20 was but a small part of a 550-lot auction of world bond and share
certificates, but it earned a disproportionate share of attention,
particularly in Germany.
At a time when the German Ministry of Culture is trying to push a
set of draconian restrictions on the ability of German dealers and
collectors to export legitimate cultural property from their homeland,
the fact that the German Ministry of Finance exported part of its own
heritage for sale in England instead of Germany, was met with
bemusement by some and outrage by others, notwithstanding the
commercial logic of the choice.
Although more lots went unsold than would be expected at a paper
money auction, the majority sold within Spink’s estimates, most of
which were in the range of £100 to £300. All but a few were
The bargain of the day, at least on a per piece basis, was a group
of 7,826 Nazi 4.5 percent debenture bonds of May 4, 1937, consisting
of 100-, 500-, 1,000-, 5,000-, 20,000-, 50,000-, and
100,000-reichsmark bonds, mostly graded Extremely Fine.

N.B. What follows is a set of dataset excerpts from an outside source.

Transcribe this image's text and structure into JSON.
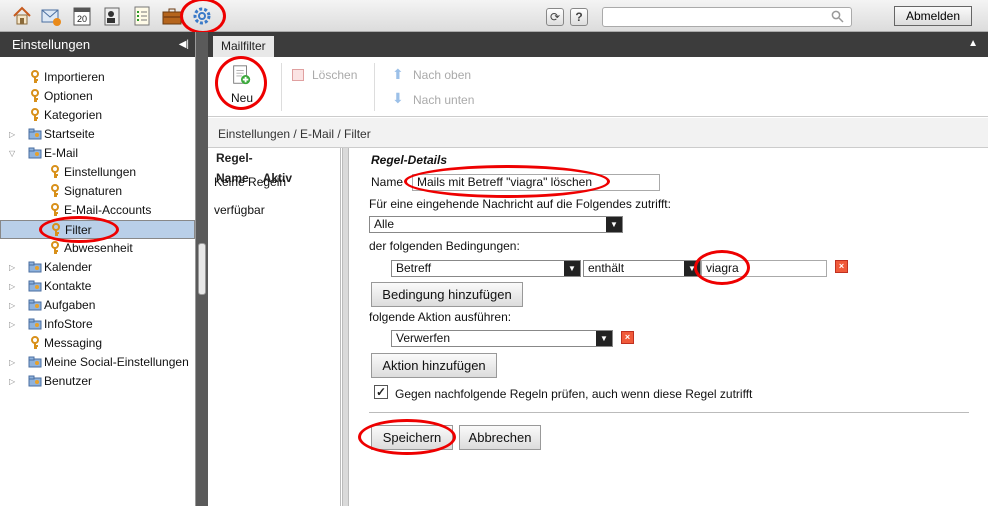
{
  "topbar": {
    "icons": [
      "home-icon",
      "mail-icon",
      "calendar-icon",
      "contacts-icon",
      "tasks-icon",
      "infostore-icon",
      "settings-icon"
    ],
    "calendar_day": "20",
    "refresh_symbol": "⟳",
    "help_symbol": "?",
    "search": {
      "value": "",
      "placeholder": ""
    },
    "logout_label": "Abmelden"
  },
  "sidebar": {
    "title": "Einstellungen",
    "items": [
      {
        "label": "Importieren",
        "icon": "key-icon"
      },
      {
        "label": "Optionen",
        "icon": "key-icon"
      },
      {
        "label": "Kategorien",
        "icon": "key-icon"
      },
      {
        "label": "Startseite",
        "icon": "folder-key-icon"
      },
      {
        "label": "E-Mail",
        "icon": "folder-key-icon"
      },
      {
        "label": "Einstellungen",
        "icon": "key-icon"
      },
      {
        "label": "Signaturen",
        "icon": "key-icon"
      },
      {
        "label": "E-Mail-Accounts",
        "icon": "key-icon"
      },
      {
        "label": "Filter",
        "icon": "key-icon"
      },
      {
        "label": "Abwesenheit",
        "icon": "key-icon"
      },
      {
        "label": "Kalender",
        "icon": "folder-key-icon"
      },
      {
        "label": "Kontakte",
        "icon": "folder-key-icon"
      },
      {
        "label": "Aufgaben",
        "icon": "folder-key-icon"
      },
      {
        "label": "InfoStore",
        "icon": "folder-key-icon"
      },
      {
        "label": "Messaging",
        "icon": "key-icon"
      },
      {
        "label": "Meine Social-Einstellungen",
        "icon": "folder-key-icon"
      },
      {
        "label": "Benutzer",
        "icon": "folder-key-icon"
      }
    ]
  },
  "tab": {
    "label": "Mailfilter"
  },
  "toolbar": {
    "new_label": "Neu",
    "delete_label": "Löschen",
    "up_label": "Nach oben",
    "down_label": "Nach unten"
  },
  "breadcrumb": "Einstellungen / E-Mail / Filter",
  "rules": {
    "col_name": "Regel-Name",
    "col_active": "Aktiv",
    "empty": "Keine Regeln verfügbar"
  },
  "details": {
    "heading": "Regel-Details",
    "name_label": "Name",
    "name_value": "Mails mit Betreff \"viagra\" löschen",
    "applies_label": "Für eine eingehende Nachricht auf die Folgendes zutrifft:",
    "applies_value": "Alle",
    "conditions_label": "der folgenden Bedingungen:",
    "condition": {
      "field": "Betreff",
      "operator": "enthält",
      "value": "viagra"
    },
    "add_condition": "Bedingung hinzufügen",
    "action_label": "folgende Aktion ausführen:",
    "action_value": "Verwerfen",
    "add_action": "Aktion hinzufügen",
    "continue_checked": true,
    "continue_label": "Gegen nachfolgende Regeln prüfen, auch wenn diese Regel zutrifft",
    "save": "Speichern",
    "cancel": "Abbrechen"
  },
  "colors": {
    "highlight_ring": "#e00000",
    "selected_row": "#b9cfe8",
    "header_dark": "#3c3c3c"
  }
}
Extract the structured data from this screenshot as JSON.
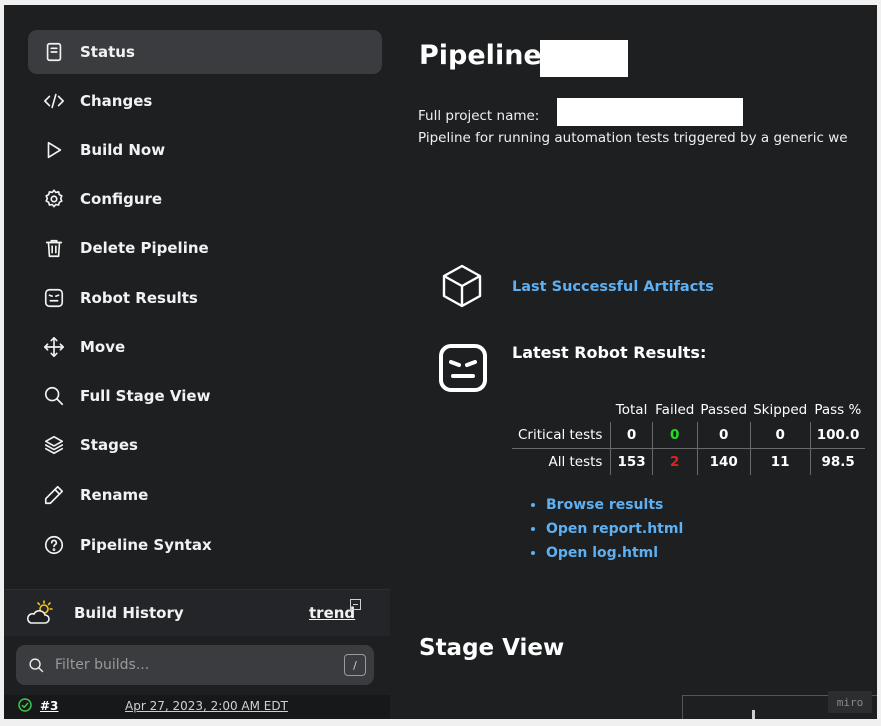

It was
estimated at £400 to £500 and sold for £420 ($631) including the 20
percent buyer’s fee, or 5.4 pence (8 cents) each.
The highest price for a single lot was £1,200 ($1,803) for a unique
85-million-reichsmark issue concerning railway special assets in the
occupied eastern territories issued a week before the end of the war
that sold for £1,200 ($1,800) on a £200 to £300 estimate.